As you might have seen from the news posted yesterday, the Wii Shop Channel will officially shut down in early 2019. Now, this isn’t really big news to some, as a lot of players have moved on from the Wii and Wii U in favor of the Nintendo Switch, but the Shop Channel was actually home to a number of great games, including various Virtual Console classics (like games from the Turbo-Grafx era – Gate of Thunder!) and a few original WiiWare games.
And amongst the WiiWare library that’s available, Konami actually made quite an impact, releasing three sequels to hit franchises that were labeled the ReBirth series, as a way to pay tribute to these games while offering up some new features that players could enjoy. Most of these games were an afterthought at first, but, upon second glance, they’re really quite incredible – even after all these years.

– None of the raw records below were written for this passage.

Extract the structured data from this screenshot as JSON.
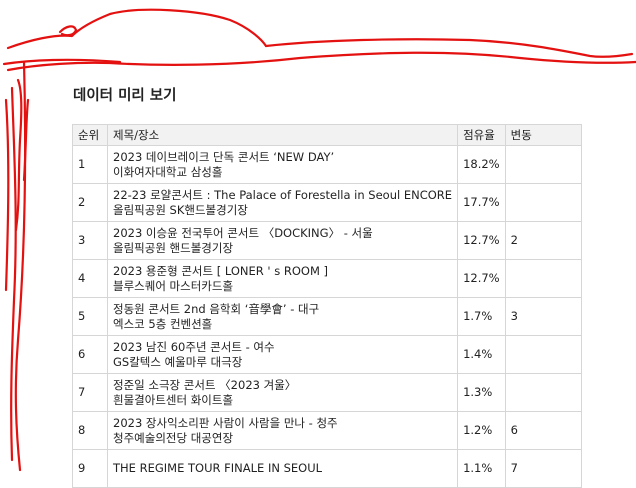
{
  "heading": "데이터 미리 보기",
  "columns": [
    "순위",
    "제목/장소",
    "점유율",
    "변동"
  ],
  "rows": [
    {
      "rank": "1",
      "title": "2023 데이브레이크 단독 콘서트 ‘NEW DAY’",
      "venue": "이화여자대학교 삼성홀",
      "share": "18.2%",
      "change": ""
    },
    {
      "rank": "2",
      "title": "22-23 로얄콘서트 : The Palace of Forestella in Seoul ENCORE",
      "venue": "올림픽공원 SK핸드볼경기장",
      "share": "17.7%",
      "change": ""
    },
    {
      "rank": "3",
      "title": "2023 이승윤 전국투어 콘서트 〈DOCKING〉 - 서울",
      "venue": "올림픽공원 핸드볼경기장",
      "share": "12.7%",
      "change": "2"
    },
    {
      "rank": "4",
      "title": "2023 용준형 콘서트 [ LONER ' s ROOM ]",
      "venue": "블루스퀘어 마스터카드홀",
      "share": "12.7%",
      "change": ""
    },
    {
      "rank": "5",
      "title": "정동원 콘서트 2nd 음학회 ‘音學會’ - 대구",
      "venue": "엑스코 5층 컨벤션홀",
      "share": "1.7%",
      "change": "3"
    },
    {
      "rank": "6",
      "title": "2023 남진 60주년 콘서트 - 여수",
      "venue": "GS칼텍스 예울마루 대극장",
      "share": "1.4%",
      "change": ""
    },
    {
      "rank": "7",
      "title": "정준일 소극장 콘서트 〈2023 겨울〉",
      "venue": "흰물결아트센터 화이트홀",
      "share": "1.3%",
      "change": ""
    },
    {
      "rank": "8",
      "title": "2023 장사익소리판 사람이 사람을 만나 - 청주",
      "venue": "청주예술의전당 대공연장",
      "share": "1.2%",
      "change": "6"
    },
    {
      "rank": "9",
      "title": "THE REGIME TOUR FINALE IN SEOUL",
      "venue": "",
      "share": "1.1%",
      "change": "7"
    }
  ]
}
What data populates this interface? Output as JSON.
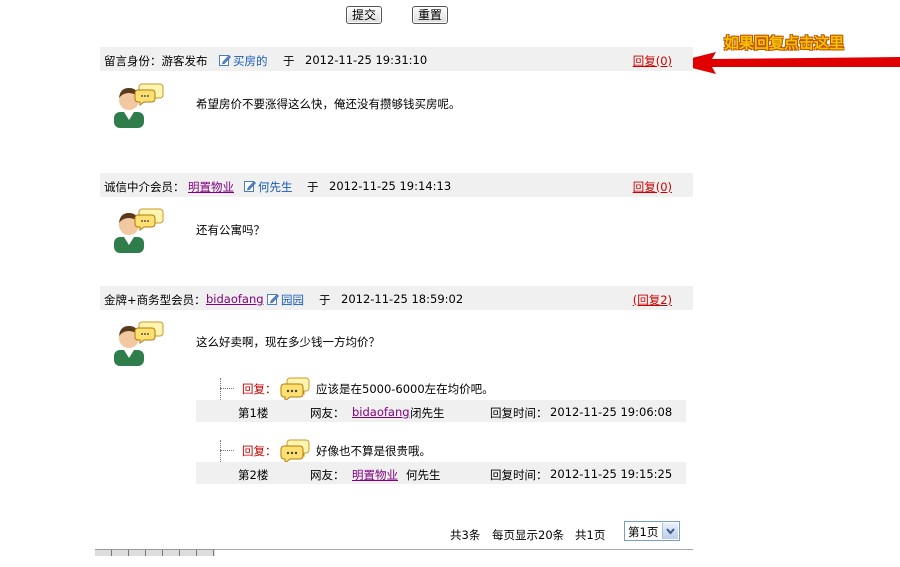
{
  "form": {
    "submit_label": "提交",
    "reset_label": "重置"
  },
  "annotation": {
    "text": "如果回复点击这里",
    "color": "#f5c400"
  },
  "common": {
    "at": "于"
  },
  "posts": [
    {
      "role": "留言身份：游客发布",
      "company": "",
      "user": "买房的",
      "time": "2012-11-25 19:31:10",
      "reply_link": "回复(0)",
      "message": "希望房价不要涨得这么快，俺还没有攒够钱买房呢。"
    },
    {
      "role": "诚信中介会员：",
      "company": "明置物业",
      "user": "何先生",
      "time": "2012-11-25 19:14:13",
      "reply_link": "回复(0)",
      "message": "还有公寓吗？"
    },
    {
      "role": "金牌+商务型会员：",
      "company": "bidaofang",
      "user": "园园",
      "time": "2012-11-25 18:59:02",
      "reply_link": "(回复2)",
      "message": "这么好卖啊，现在多少钱一方均价？",
      "replies": [
        {
          "label": "回复：",
          "text": "应该是在5000-6000左在均价吧。",
          "floor": "第1楼",
          "friend_label": "网友：",
          "friend_company": "bidaofang",
          "friend_name": "闭先生",
          "time_label": "回复时间：",
          "time": "2012-11-25 19:06:08"
        },
        {
          "label": "回复：",
          "text": "好像也不算是很贵哦。",
          "floor": "第2楼",
          "friend_label": "网友：",
          "friend_company": "明置物业",
          "friend_name": "何先生",
          "time_label": "回复时间：",
          "time": "2012-11-25 19:15:25"
        }
      ]
    }
  ],
  "pager": {
    "total": "共3条",
    "per_page": "每页显示20条",
    "pages": "共1页",
    "current_page": "第1页"
  },
  "colors": {
    "reply_red": "#cc0000",
    "link_purple": "#800080",
    "header_bg": "#f0f0f0",
    "arrow_red": "#e00000"
  }
}
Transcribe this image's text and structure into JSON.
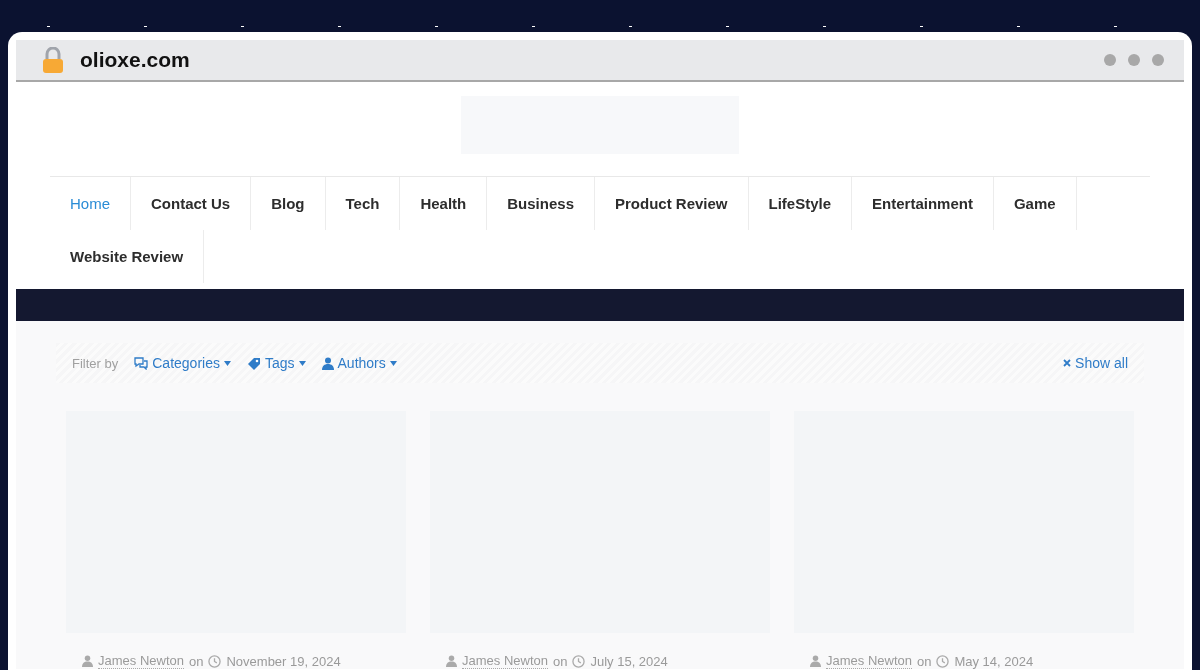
{
  "browser": {
    "domain": "olioxe.com"
  },
  "nav": [
    {
      "label": "Home",
      "selected": true
    },
    {
      "label": "Contact Us",
      "selected": false
    },
    {
      "label": "Blog",
      "selected": false
    },
    {
      "label": "Tech",
      "selected": false
    },
    {
      "label": "Health",
      "selected": false
    },
    {
      "label": "Business",
      "selected": false
    },
    {
      "label": "Product Review",
      "selected": false
    },
    {
      "label": "LifeStyle",
      "selected": false
    },
    {
      "label": "Entertainment",
      "selected": false
    },
    {
      "label": "Game",
      "selected": false
    },
    {
      "label": "Website Review",
      "selected": false
    }
  ],
  "filter": {
    "label": "Filter by",
    "items": [
      {
        "kind": "categories",
        "label": "Categories"
      },
      {
        "kind": "tags",
        "label": "Tags"
      },
      {
        "kind": "authors",
        "label": "Authors"
      }
    ],
    "show_all": "Show all"
  },
  "posts": [
    {
      "author": "James Newton",
      "on": "on",
      "date": "November 19, 2024"
    },
    {
      "author": "James Newton",
      "on": "on",
      "date": "July 15, 2024"
    },
    {
      "author": "James Newton",
      "on": "on",
      "date": "May 14, 2024"
    }
  ]
}
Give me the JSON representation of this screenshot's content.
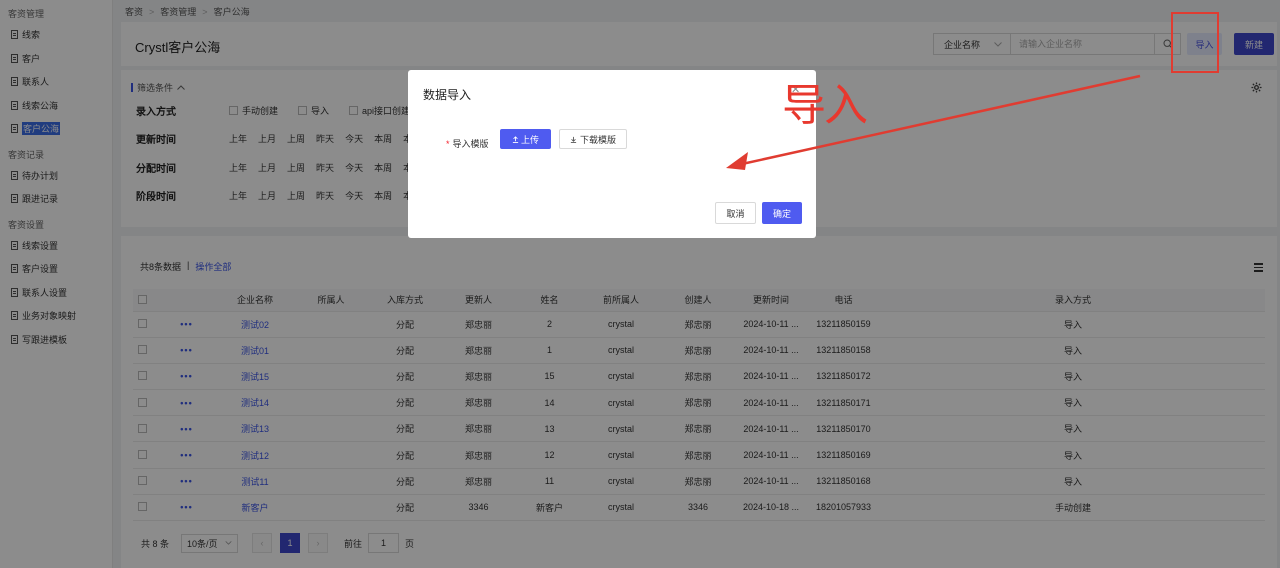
{
  "sidebar": {
    "groups": [
      {
        "title": "客资管理",
        "items": [
          {
            "label": "线索"
          },
          {
            "label": "客户"
          },
          {
            "label": "联系人"
          },
          {
            "label": "线索公海"
          },
          {
            "label": "客户公海",
            "active": true
          }
        ]
      },
      {
        "title": "客资记录",
        "items": [
          {
            "label": "待办计划"
          },
          {
            "label": "跟进记录"
          }
        ]
      },
      {
        "title": "客资设置",
        "items": [
          {
            "label": "线索设置"
          },
          {
            "label": "客户设置"
          },
          {
            "label": "联系人设置"
          },
          {
            "label": "业务对象映射"
          },
          {
            "label": "写跟进模板"
          }
        ]
      }
    ]
  },
  "breadcrumb": [
    "客资",
    "客资管理",
    "客户公海"
  ],
  "header": {
    "title": "Crystl客户公海",
    "search_select": "企业名称",
    "search_placeholder": "请输入企业名称",
    "import_label": "导入",
    "new_label": "新建"
  },
  "filter": {
    "title": "筛选条件",
    "rows": [
      {
        "label": "录入方式",
        "options": [
          "手动创建",
          "导入",
          "api接口创建"
        ],
        "checkbox": true
      },
      {
        "label": "更新时间",
        "options": [
          "上年",
          "上月",
          "上周",
          "昨天",
          "今天",
          "本周",
          "本"
        ]
      },
      {
        "label": "分配时间",
        "options": [
          "上年",
          "上月",
          "上周",
          "昨天",
          "今天",
          "本周",
          "本"
        ]
      },
      {
        "label": "阶段时间",
        "options": [
          "上年",
          "上月",
          "上周",
          "昨天",
          "今天",
          "本周",
          "本"
        ]
      }
    ]
  },
  "table": {
    "summary": "共8条数据",
    "divider": "|",
    "action_all": "操作全部",
    "more_label": "•••",
    "columns": [
      "企业名称",
      "所属人",
      "入库方式",
      "更新人",
      "姓名",
      "前所属人",
      "创建人",
      "更新时间",
      "电话",
      "录入方式"
    ],
    "rows": [
      {
        "name": "测试02",
        "owner": "",
        "method": "分配",
        "updater": "郑忠丽",
        "person": "2",
        "prev_owner": "crystal",
        "creator": "郑忠丽",
        "updated": "2024-10-11 ...",
        "phone": "13211850159",
        "source": "导入"
      },
      {
        "name": "测试01",
        "owner": "",
        "method": "分配",
        "updater": "郑忠丽",
        "person": "1",
        "prev_owner": "crystal",
        "creator": "郑忠丽",
        "updated": "2024-10-11 ...",
        "phone": "13211850158",
        "source": "导入"
      },
      {
        "name": "测试15",
        "owner": "",
        "method": "分配",
        "updater": "郑忠丽",
        "person": "15",
        "prev_owner": "crystal",
        "creator": "郑忠丽",
        "updated": "2024-10-11 ...",
        "phone": "13211850172",
        "source": "导入"
      },
      {
        "name": "测试14",
        "owner": "",
        "method": "分配",
        "updater": "郑忠丽",
        "person": "14",
        "prev_owner": "crystal",
        "creator": "郑忠丽",
        "updated": "2024-10-11 ...",
        "phone": "13211850171",
        "source": "导入"
      },
      {
        "name": "测试13",
        "owner": "",
        "method": "分配",
        "updater": "郑忠丽",
        "person": "13",
        "prev_owner": "crystal",
        "creator": "郑忠丽",
        "updated": "2024-10-11 ...",
        "phone": "13211850170",
        "source": "导入"
      },
      {
        "name": "测试12",
        "owner": "",
        "method": "分配",
        "updater": "郑忠丽",
        "person": "12",
        "prev_owner": "crystal",
        "creator": "郑忠丽",
        "updated": "2024-10-11 ...",
        "phone": "13211850169",
        "source": "导入"
      },
      {
        "name": "测试11",
        "owner": "",
        "method": "分配",
        "updater": "郑忠丽",
        "person": "11",
        "prev_owner": "crystal",
        "creator": "郑忠丽",
        "updated": "2024-10-11 ...",
        "phone": "13211850168",
        "source": "导入"
      },
      {
        "name": "新客户",
        "owner": "",
        "method": "分配",
        "updater": "3346",
        "person": "新客户",
        "prev_owner": "crystal",
        "creator": "3346",
        "updated": "2024-10-18 ...",
        "phone": "18201057933",
        "source": "手动创建"
      }
    ]
  },
  "pagination": {
    "total": "共 8 条",
    "page_size": "10条/页",
    "current": "1",
    "goto_label": "前往",
    "goto_value": "1",
    "page_suffix": "页"
  },
  "modal": {
    "title": "数据导入",
    "template_label": "导入模版",
    "upload_label": "上传",
    "download_label": "下载模版",
    "cancel_label": "取消",
    "ok_label": "确定"
  },
  "annotation": {
    "text": "导入",
    "color": "#e03c31"
  },
  "colors": {
    "primary": "#3f48cc",
    "link": "#3b55e6",
    "active_sidebar": "#3b6ee8"
  }
}
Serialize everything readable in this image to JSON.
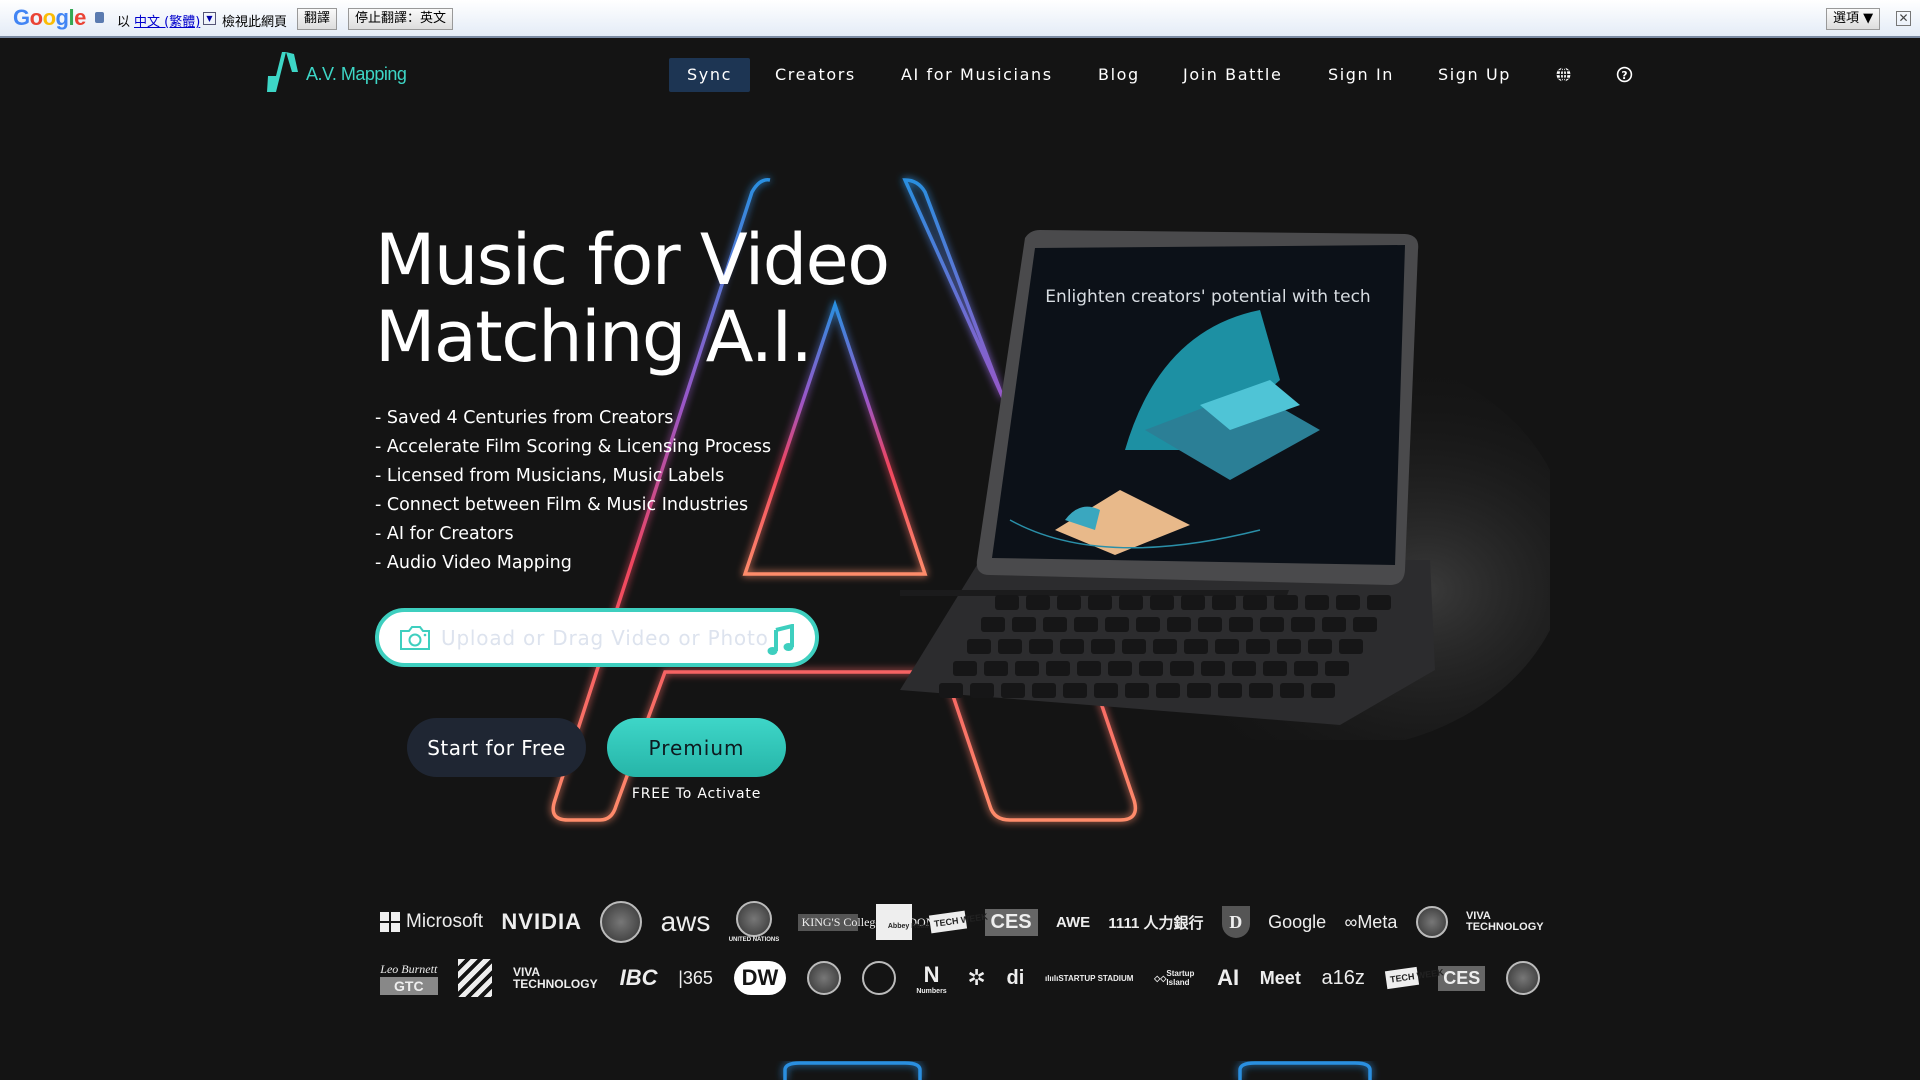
{
  "translate_bar": {
    "brand": "Google",
    "prefix": "以",
    "language": "中文 (繁體)",
    "view_text": "檢視此網頁",
    "translate_button": "翻譯",
    "stop_button": "停止翻譯：英文",
    "options_button": "選項 ▼",
    "close": "✕"
  },
  "header": {
    "logo_text": "A.V. Mapping",
    "nav": [
      {
        "label": "Sync",
        "active": true
      },
      {
        "label": "Creators"
      },
      {
        "label": "AI for Musicians"
      },
      {
        "label": "Blog"
      },
      {
        "label": "Join Battle"
      },
      {
        "label": "Sign In"
      },
      {
        "label": "Sign Up"
      }
    ],
    "icons": [
      "globe-icon",
      "help-icon"
    ]
  },
  "hero": {
    "title_line1": "Music for Video",
    "title_line2": "Matching A.I.",
    "bullets": [
      "- Saved 4 Centuries from Creators",
      "- Accelerate Film Scoring & Licensing Process",
      "- Licensed from Musicians, Music Labels",
      "- Connect between Film & Music Industries",
      "- AI for Creators",
      "- Audio Video Mapping"
    ],
    "upload_placeholder": "Upload or Drag Video or Photo",
    "start_button": "Start for Free",
    "premium_button": "Premium",
    "premium_note": "FREE To Activate",
    "tablet_caption": "Enlighten creators' potential with tech"
  },
  "colors": {
    "accent": "#3ecfbf",
    "nav_active": "#1d3553",
    "background": "#141414"
  },
  "partners": {
    "row1": [
      "Microsoft",
      "NVIDIA",
      "US Seal",
      "aws",
      "UNITED NATIONS",
      "KING'S College LONDON",
      "Abbey Road Studios",
      "TECH WEEK",
      "CES",
      "AWE",
      "1111 人力銀行",
      "D",
      "Google",
      "Meta",
      "Seal",
      "VIVA TECHNOLOGY"
    ],
    "row2": [
      "Leo Burnett",
      "GTC",
      "Flag",
      "VIVA TECHNOLOGY",
      "IBC",
      "365",
      "DW",
      "Seal",
      "Circle",
      "Numbers",
      "Symbol",
      "di",
      "STARTUP STADIUM",
      "Startup Island",
      "AI",
      "Meet",
      "a16z",
      "TECH WEEK",
      "CES",
      "Seal"
    ]
  }
}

Although there’s a slim chance in hell we’ll see these games again – especially with Konami and its current “not-so-much-into-gaming” stance, we couldn’t help but pay tribute to the three ReBirth games that came out and wonder, “Hey, why can’t these games be given a second chance on Nintendo Switch?” To quote the classic SNL Celebrity Jeopardy sketch, “You’re sitting on a gold mine, Trebek!”
Let’s look at each of the games and see what made them so special. (You can still get them on the Wii Shop Channel for Wii and Wii U right now, but come late March, you won’t be able to buy them anymore.)
First up is the remix of Gradius, the classic side-scrolling shooter series that got its start on the NES before spinning out a number of memorable sequels, most notably the hard-to-find Gradius V on PlayStation 2. Released in 2009, this shooter is frenetically difficult, with a number of punishing challenges and boss battles that will keep you on your toes as you attempt to get powered up.
Konami did a very respectable job with this game, bumping up the visuals to very good heights and producing a soundtrack with a number of classic melodies. Plus, the leaderboards still allow you to challenge players for bragging rights, as you can work your way up the rankings and try to become the elite at the world of Gradius.
This game was a lot of fun – although it’s custom-built for those that can appreciate a good, challenging shooter.
For those wondering why they don’t make good ol’ Castlevania games anymore, well, you’ll be able to enjoy Igarashi-san’s Bloodstained next year, so you have that. In the meantime, though, Castlevania: The Adventure ReBirth is well worth a look, packing a number of classic memories from the series in a side-scrolling adventure that doesn’t let up.
Although the game is a little more on the bright side than most dark Castlevania adventures, it still looks great, and the music is nostalgic, stirring up memories of older games in the series. And it’s pretty challenging, especially when you get to the later boss encounters.
We’ll probably never see a 2D Castlevania game again, so enjoy the ones that came out – including this classic you might have missed.
For a while there, Contra games were greatly appreciated, with fans digging in to challenging affairs like Super C, Contra Hard Corps and, of course, Contra III: The Alien Wars. But we haven’t seen too much of the series lately, outside the interesting anime spin-off Hard Corps: Uprising.
With that, Contra ReBirth deserves a revisit. It definitely takes a few notes from the Contra III design school, with a number of weapons to switch to. It also features some crazy boss battles, including an underground tussle with a rock statue, as well as a full-blown assault with a robotic freak, while surrounded by what appears to be mechanized…camels?
It’s a bit on the crazy side, but that’s really what makes Contra so special – it’s a run-and-gun treat that deserves a second look, especially if you’ve been looking to play something from the old-school side of things.
Again, a re-release of these games seems a bit on the iffy side, mainly because of Konami’s current logic with the gaming market. But, seriously, if these games were re-released for another platform – either separately or as part of a ReBirth trilogy package – it’d make the company some serious money, and remind players that, yes, they care about the old-school beyond slapping licenses onto a pachinko machine.
For that matter, the games look custom-built with the Nintendo Switch in mind. Being able to play classic Konami games on the go or on your TV? Who wouldn’t want that? We sure do.